Donald Trump rejette l’idée d’une candidature à la vice-présidence en 2028
Lors d’un vol entre le Japon et la Malaisie, le président américain Donald Trump a mis fin, au moins provisoirement, aux spéculations sur une éventuelle candidature à la vice-présidence en 2028. Interrogé par des journalistes, il a affirmé qu’il ne se présenterait pas à ce poste, bien qu’il ait admis qu’il en aurait « le droit ».
« J’aurais le droit de le faire, mais je ne le ferai pas », a déclaré le président, ajoutant que cela reviendrait à « faire le malin » et que « ce ne serait pas bien ».
Âgé de 79 ans et déjà à son second mandat à la Maison-Blanche, Donald Trump n’a jamais dissimulé son irritation face à la limite constitutionnelle qui empêche tout président américain d’être élu plus de deux fois. Le 22e amendement de la Constitution, adopté en 1951, fixe clairement cette restriction, interdisant toute troisième élection au poste suprême.
Pourtant, certains de ses partisans les plus fervents continuent d’évoquer des stratégies alternatives qui permettraient à Trump de contourner cet obstacle, notamment en se présentant comme colistier lors de la prochaine présidentielle.

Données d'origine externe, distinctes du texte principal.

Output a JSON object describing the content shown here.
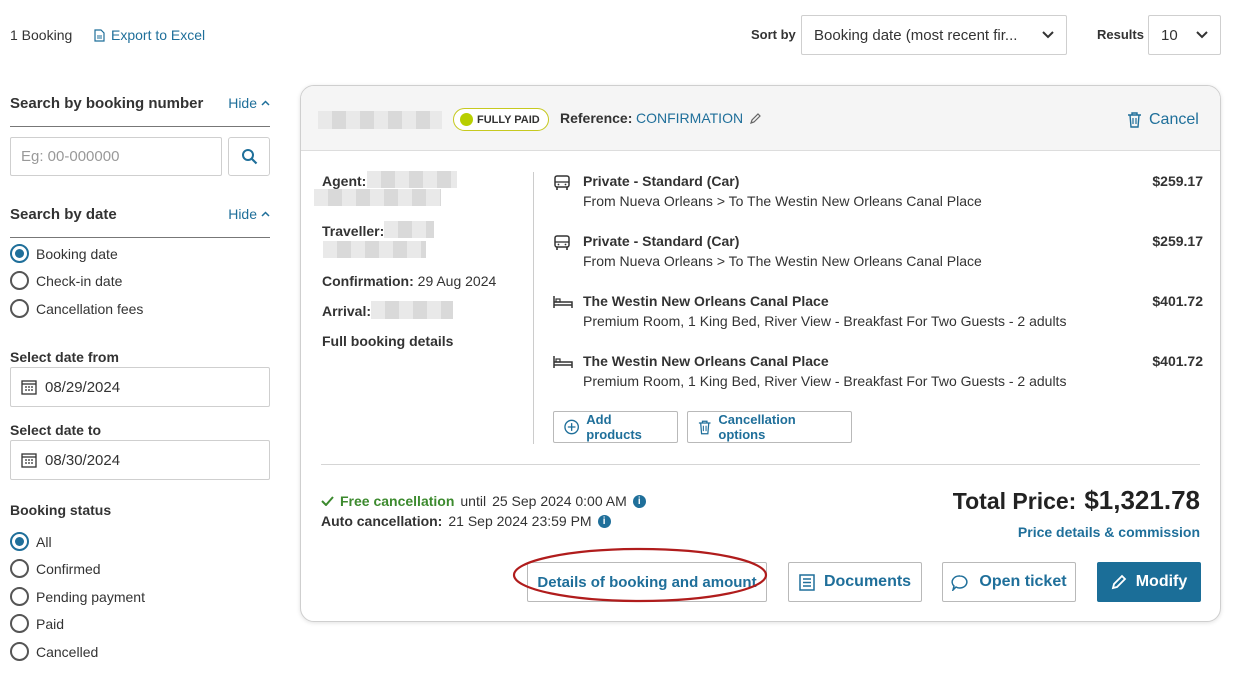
{
  "topbar": {
    "booking_count": "1 Booking",
    "export_label": "Export to Excel",
    "sort_label": "Sort by",
    "sort_value": "Booking date (most recent fir...",
    "results_label": "Results",
    "results_value": "10"
  },
  "sidebar": {
    "search_number": {
      "title": "Search by booking number",
      "hide": "Hide",
      "placeholder": "Eg: 00-000000"
    },
    "search_date": {
      "title": "Search by date",
      "hide": "Hide",
      "options": [
        {
          "label": "Booking date",
          "selected": true
        },
        {
          "label": "Check-in date",
          "selected": false
        },
        {
          "label": "Cancellation fees",
          "selected": false
        }
      ]
    },
    "date_from": {
      "label": "Select date from",
      "value": "08/29/2024"
    },
    "date_to": {
      "label": "Select date to",
      "value": "08/30/2024"
    },
    "status": {
      "title": "Booking status",
      "options": [
        {
          "label": "All",
          "selected": true
        },
        {
          "label": "Confirmed",
          "selected": false
        },
        {
          "label": "Pending payment",
          "selected": false
        },
        {
          "label": "Paid",
          "selected": false
        },
        {
          "label": "Cancelled",
          "selected": false
        }
      ]
    }
  },
  "booking": {
    "badge": "FULLY PAID",
    "reference_label": "Reference:",
    "reference_value": "CONFIRMATION",
    "cancel_label": "Cancel",
    "agent_label": "Agent:",
    "traveller_label": "Traveller:",
    "confirmation_label": "Confirmation:",
    "confirmation_value": "29 Aug 2024",
    "arrival_label": "Arrival:",
    "full_details": "Full booking details",
    "products": [
      {
        "type": "car-icon",
        "name": "Private - Standard (Car)",
        "desc": "From Nueva Orleans > To The Westin New Orleans Canal Place",
        "price": "$259.17"
      },
      {
        "type": "car-icon",
        "name": "Private - Standard (Car)",
        "desc": "From Nueva Orleans > To The Westin New Orleans Canal Place",
        "price": "$259.17"
      },
      {
        "type": "bed-icon",
        "name": "The Westin New Orleans Canal Place",
        "desc": "Premium Room, 1 King Bed, River View - Breakfast For Two Guests - 2 adults",
        "price": "$401.72"
      },
      {
        "type": "bed-icon",
        "name": "The Westin New Orleans Canal Place",
        "desc": "Premium Room, 1 King Bed, River View - Breakfast For Two Guests - 2 adults",
        "price": "$401.72"
      }
    ],
    "add_products": "Add products",
    "cancellation_options": "Cancellation options",
    "free_cancellation": "Free cancellation",
    "free_until": "until",
    "free_until_date": "25 Sep 2024 0:00 AM",
    "auto_cancellation_label": "Auto cancellation:",
    "auto_cancellation_date": "21 Sep 2024 23:59 PM",
    "total_label": "Total Price:",
    "total_value": "$1,321.78",
    "price_details": "Price details & commission",
    "details_btn": "Details of booking and amount",
    "documents_btn": "Documents",
    "open_ticket_btn": "Open ticket",
    "modify_btn": "Modify"
  },
  "colors": {
    "accent": "#1f6f9a",
    "modify_bg": "#1b6e98",
    "badge_dot": "#b8cf00",
    "highlight_ellipse": "#b01c1c",
    "free_green": "#3c8a2e"
  }
}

Selon cette hypothèse, popularisée dans les cercles MAGA, Trump pourrait se présenter comme vice-président aux côtés de son actuel vice-président JD Vance, pressenti pour briguer la présidence en 2028.

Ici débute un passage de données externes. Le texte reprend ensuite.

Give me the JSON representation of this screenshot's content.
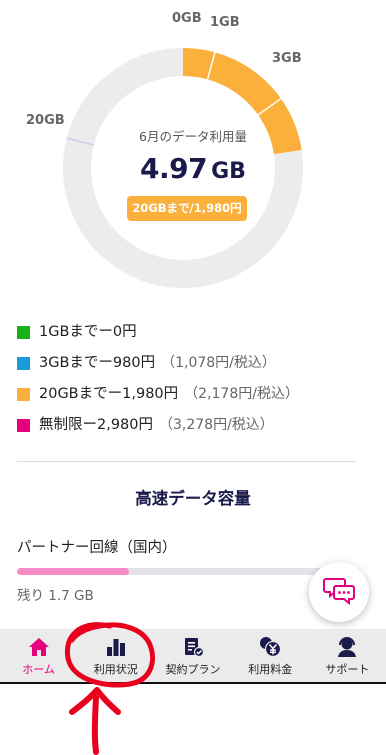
{
  "colors": {
    "accent": "#e6007e",
    "navy": "#1a1a4b",
    "annotation": "#e8001c"
  },
  "usage": {
    "ticks": {
      "t0": "0GB",
      "t1": "1GB",
      "t3": "3GB",
      "t20": "20GB"
    },
    "title": "6月のデータ利用量",
    "value": "4.97",
    "unit": "GB",
    "plan_badge": "20GBまで/1,980円",
    "used_gb": 4.97
  },
  "legend": [
    {
      "label": "1GBまでー0円",
      "note": "",
      "color": "#18b218"
    },
    {
      "label": "3GBまでー980円",
      "note": "（1,078円/税込）",
      "color": "#1a9ad9"
    },
    {
      "label": "20GBまでー1,980円",
      "note": "（2,178円/税込）",
      "color": "#fbb03b"
    },
    {
      "label": "無制限ー2,980円",
      "note": "（3,278円/税込）",
      "color": "#e6007e"
    }
  ],
  "speed": {
    "title": "高速データ容量",
    "line_label": "パートナー回線（国内）",
    "remaining_label": "残り 1.7 GB",
    "fill_fraction": 0.34
  },
  "nav": {
    "items": [
      {
        "label": "ホーム",
        "icon": "home-icon"
      },
      {
        "label": "利用状況",
        "icon": "usage-chart-icon"
      },
      {
        "label": "契約プラン",
        "icon": "contract-plan-icon"
      },
      {
        "label": "利用料金",
        "icon": "yen-fee-icon"
      },
      {
        "label": "サポート",
        "icon": "support-agent-icon"
      }
    ],
    "active_index": 0
  }
}
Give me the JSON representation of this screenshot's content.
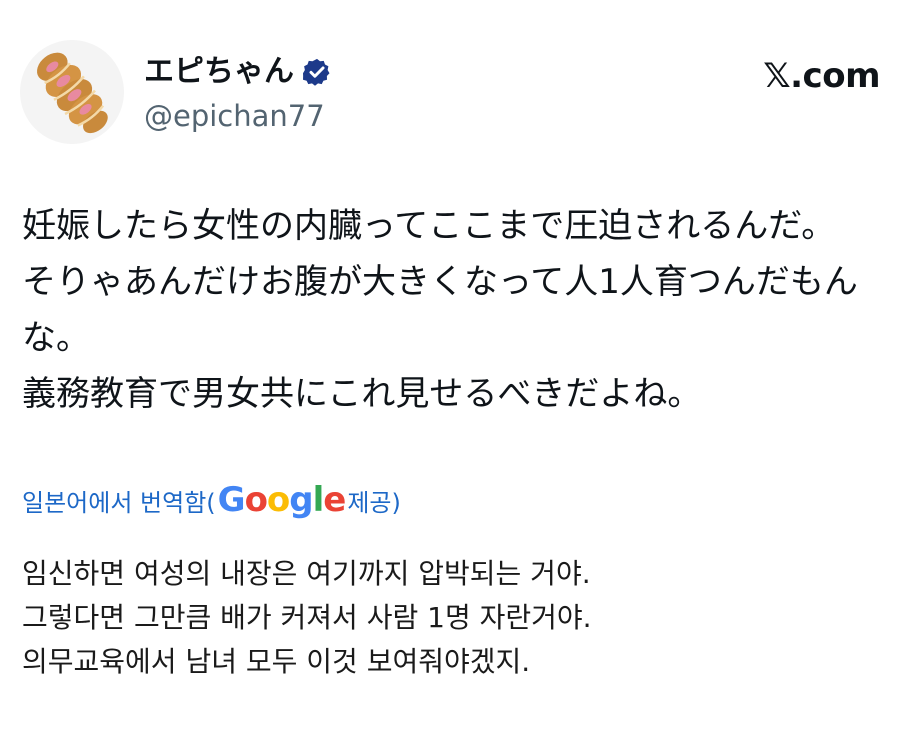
{
  "author": {
    "display_name": "エピちゃん",
    "handle": "@epichan77",
    "verified": true,
    "verified_color": "#1d3a8a",
    "avatar_icon": "braided-bread-icon"
  },
  "brand": {
    "label": "𝕏.com"
  },
  "post": {
    "lines": [
      "妊娠したら女性の内臓ってここまで圧迫されるんだ。",
      "そりゃあんだけお腹が大きくなって人1人育つんだもん",
      "な。",
      "義務教育で男女共にこれ見せるべきだよね。"
    ]
  },
  "translation": {
    "prefix": "일본어에서 번역함(",
    "provider_letters": [
      "G",
      "o",
      "o",
      "g",
      "l",
      "e"
    ],
    "provider_colors": [
      "#4285F4",
      "#EA4335",
      "#FBBC05",
      "#4285F4",
      "#34A853",
      "#EA4335"
    ],
    "suffix": " 제공)",
    "link_color": "#1d68c7",
    "lines": [
      "임신하면 여성의 내장은 여기까지 압박되는 거야.",
      "그렇다면 그만큼 배가 커져서 사람 1명 자란거야.",
      "의무교육에서 남녀 모두 이것 보여줘야겠지."
    ]
  }
}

Dans ce scénario controversé, si JD Vance remportait l’élection et démissionnait ensuite, Donald Trump redeviendrait président par succession, sans être élu une troisième fois — une manœuvre qui, bien qu’extrêmement discutable sur le plan juridique, enthousiasme certains de ses soutiens les plus radicaux.
Le stratège politique Steve Bannon, ancien conseiller de Trump, a récemment affirmé dans The Economist qu’« il existe une stratégie » permettant au milliardaire de rester au pouvoir.
« Trump sera président en 2028, les gens doivent se faire à cette idée », a-t-il insisté, promettant de dévoiler les détails de cette stratégie « en temps voulu ».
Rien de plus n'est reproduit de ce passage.